Una critica di Elvira Sarli Gianfaldoni
Elvira Sarli Gianfaldoni è un’autrice italiana nota per opere come Come orme lasciate sulla sabbia e Ritrovarsi a Vienna, che esplorano memoria e relazioni umane.
Quando un brano musicale, una poesia, un quadro si possono definire “opera d’arte”? Quando comunicano qualcosa, non importa se coincidente con l’intenzione dell’artista proprio perché nella libertà dello spirito è la radice dell’arte. È quello che mi è capitato di recente per le opere di Giorgio Esposito. Intanto una sensazione di profonda pace interiore, derivata dall’uso del colore: toni che vanno dal bianco al grigio-beige; azzurri evanescenti; caldi “terra di Siena” o rossi, un tocco appena, nel taglio di un libro, nel cuore di un melograno, o giallo-verdolino: tonde melecotogne che trasmettono insieme profumo e sapore. Ma accanto a queste composizioni, eccone altre, diverse anche nelle dimensioni. “Fetonte precipitato dal carro del sole”; “Ecce homo”; la “Battaglia di Filippi”; la “Resurrezione”, che ci riportano alla storia più nobile della pittura e non solo per gli “argomenti”, per la maestria del disegno e l’uso del colore, appunto. Un uso interiore, direi, nel senso che non “descrive”, ma spiega quel che i protagonisti si portano dentro di umiliazione, sofferenza o liberazione.
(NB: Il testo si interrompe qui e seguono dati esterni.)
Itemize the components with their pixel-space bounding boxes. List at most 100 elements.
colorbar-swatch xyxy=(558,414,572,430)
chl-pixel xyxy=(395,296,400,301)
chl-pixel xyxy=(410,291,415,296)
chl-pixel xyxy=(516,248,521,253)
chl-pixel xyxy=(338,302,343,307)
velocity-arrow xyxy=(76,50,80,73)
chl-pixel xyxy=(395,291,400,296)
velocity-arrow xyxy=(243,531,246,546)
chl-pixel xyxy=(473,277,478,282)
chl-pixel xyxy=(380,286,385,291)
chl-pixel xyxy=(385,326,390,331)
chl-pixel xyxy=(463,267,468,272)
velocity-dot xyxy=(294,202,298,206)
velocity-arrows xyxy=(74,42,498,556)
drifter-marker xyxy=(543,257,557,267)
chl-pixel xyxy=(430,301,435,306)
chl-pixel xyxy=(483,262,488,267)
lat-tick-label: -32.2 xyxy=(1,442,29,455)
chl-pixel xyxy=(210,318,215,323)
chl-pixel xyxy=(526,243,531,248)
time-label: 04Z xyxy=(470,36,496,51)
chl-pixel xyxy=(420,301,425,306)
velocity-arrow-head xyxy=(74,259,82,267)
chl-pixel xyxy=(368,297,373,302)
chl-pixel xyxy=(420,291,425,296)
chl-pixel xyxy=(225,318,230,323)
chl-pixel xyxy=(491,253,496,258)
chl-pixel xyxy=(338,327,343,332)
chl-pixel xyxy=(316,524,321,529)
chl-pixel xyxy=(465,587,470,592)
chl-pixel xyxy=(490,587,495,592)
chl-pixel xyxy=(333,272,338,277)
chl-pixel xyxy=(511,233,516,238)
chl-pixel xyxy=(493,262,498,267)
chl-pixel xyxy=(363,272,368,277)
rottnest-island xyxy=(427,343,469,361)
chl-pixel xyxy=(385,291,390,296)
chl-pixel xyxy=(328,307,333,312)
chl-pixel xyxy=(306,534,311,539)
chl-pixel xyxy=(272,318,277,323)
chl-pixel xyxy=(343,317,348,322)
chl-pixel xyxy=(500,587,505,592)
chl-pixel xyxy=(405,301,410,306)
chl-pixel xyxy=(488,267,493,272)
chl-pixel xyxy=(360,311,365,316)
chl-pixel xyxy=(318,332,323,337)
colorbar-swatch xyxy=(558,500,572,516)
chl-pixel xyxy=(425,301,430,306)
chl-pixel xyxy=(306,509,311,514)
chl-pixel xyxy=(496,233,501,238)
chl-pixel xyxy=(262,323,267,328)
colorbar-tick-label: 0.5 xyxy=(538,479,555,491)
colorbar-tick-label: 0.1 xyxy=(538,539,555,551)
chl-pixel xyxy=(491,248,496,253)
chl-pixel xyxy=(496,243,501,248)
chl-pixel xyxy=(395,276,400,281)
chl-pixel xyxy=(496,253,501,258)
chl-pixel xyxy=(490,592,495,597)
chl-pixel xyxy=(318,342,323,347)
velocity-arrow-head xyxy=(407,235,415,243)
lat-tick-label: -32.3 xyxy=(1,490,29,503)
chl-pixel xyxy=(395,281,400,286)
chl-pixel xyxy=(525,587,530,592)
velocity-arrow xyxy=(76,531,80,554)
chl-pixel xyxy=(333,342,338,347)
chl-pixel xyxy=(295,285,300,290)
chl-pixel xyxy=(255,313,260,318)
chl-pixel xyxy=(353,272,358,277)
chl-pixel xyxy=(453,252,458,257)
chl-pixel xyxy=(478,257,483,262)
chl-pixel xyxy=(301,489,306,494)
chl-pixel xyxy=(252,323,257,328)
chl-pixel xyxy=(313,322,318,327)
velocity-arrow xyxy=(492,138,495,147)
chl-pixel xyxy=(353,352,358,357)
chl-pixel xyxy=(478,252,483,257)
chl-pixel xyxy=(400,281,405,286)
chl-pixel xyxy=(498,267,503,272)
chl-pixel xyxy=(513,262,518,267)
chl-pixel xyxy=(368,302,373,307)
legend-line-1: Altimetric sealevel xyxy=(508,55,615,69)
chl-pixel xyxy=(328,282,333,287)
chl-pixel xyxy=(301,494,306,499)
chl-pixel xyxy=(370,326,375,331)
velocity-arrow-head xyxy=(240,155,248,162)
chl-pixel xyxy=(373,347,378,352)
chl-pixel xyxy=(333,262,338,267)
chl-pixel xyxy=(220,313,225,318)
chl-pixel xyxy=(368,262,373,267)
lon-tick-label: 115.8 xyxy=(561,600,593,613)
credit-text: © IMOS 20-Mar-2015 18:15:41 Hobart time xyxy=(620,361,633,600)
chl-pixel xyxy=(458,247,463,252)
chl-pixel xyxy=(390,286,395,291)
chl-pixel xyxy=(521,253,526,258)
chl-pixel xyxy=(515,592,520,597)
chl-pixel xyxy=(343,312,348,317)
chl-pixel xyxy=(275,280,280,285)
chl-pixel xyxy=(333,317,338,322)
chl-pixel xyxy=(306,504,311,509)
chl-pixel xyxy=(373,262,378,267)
Bisognava, dunque, incontrare l’autore di questo “mondo” così diverso da quello che siamo abituati a vedere intorno e dentro le opere d’arte. Dunque, Giorgio Esposito è nato a Bari, per la cronaca nel 1952, si è diplomato all’Accademia di Belle Arti della città; è stato allievo della pittrice Zambrini Pinti, allieva a sua volta di Fattori. Ha partecipato a numerosissime mostre personali e collettive; ha vinto il 1° Premio Internazionale di pittura tenuto a Mantova nel Palazzo Te. Questa è l’elementare “scheda” che fornisce di sé. Giorgio Esposito si appassiona, invece, parlando della sua concezione dell’arte. Anticipo che è così diversa da quella moderna. Non è d’accordo. “È moderno, dice, tutto ciò che è legato alla filosofia, alla teologia, alla scienza del nostro tempo. Quando manca questo legame si deve parlare di arte contemporanea. Così sono le opere d’oggi.
Riporta il pensiero del famoso Severini, autore di un volume fondamentale “Dal Cubismo al Classicismo”, edito solo in Francia, pensiero che pienamente condivide. Nelle opere d’oggi, non c’è prospettiva, quindi si può parlare solo di decorazione. Bisogna partire dal Rinascimento quando, appunto, nasce la prospettiva. Prima, e l’arte bizantina ce lo testimonia, Dio era al di là della materia. Nel Rinascimento, ma già a cominciare da Giotto, lo spirito “si fa carne” e dunque l’arte non deve andare “oltre”, ma imitare la materia. Non solo. Leonardo diceva: “Non dipingere mai gli abiti che si usano nel tuo tempo” nel senso che la pittura non deve essere legata al tempo dell’artista.
Mentre Giorgio Esposito parla, continuo ad osservare le sue tele. “Allora, gli domando, non si deve cercare un significato?”. “Anzi! L’arte è comunicazione. Se un comico vale riesce a far ridere o quasi, così l’artista deve dipingere ogni cosa per quel che è”.
E non sono parole. Usa fare, come facevano Michelangelo, Tintoretto, Veronese, Degas, modellini in cera o argilla degli “elementi” – uomini, animali – che “entreranno” nelle sue composizioni. Li accosta, li illumina, li trasforma fino a raggiungere il risultato che gli corrisponde. Ha studiato sui libri di anatomia perché quei corpi – uomini, animali – non risultassero inventati, ma come realmente sono, ossa, muscoli e sangue. Ho pensato agli allievi del prof. Giorgio Esposito dell’Istituto d’Arte di Corato, dove insegna. Li ho invitati, sperando che almeno uno di loro sappia mantenere accesa quella fiaccola che, non è retorica, il loro Maestro ha ereditato oltre il tempo e lo spazio dai “grandi” della pittura ed è l’unica capace di illuminare fin nel profondo lo spirito umano.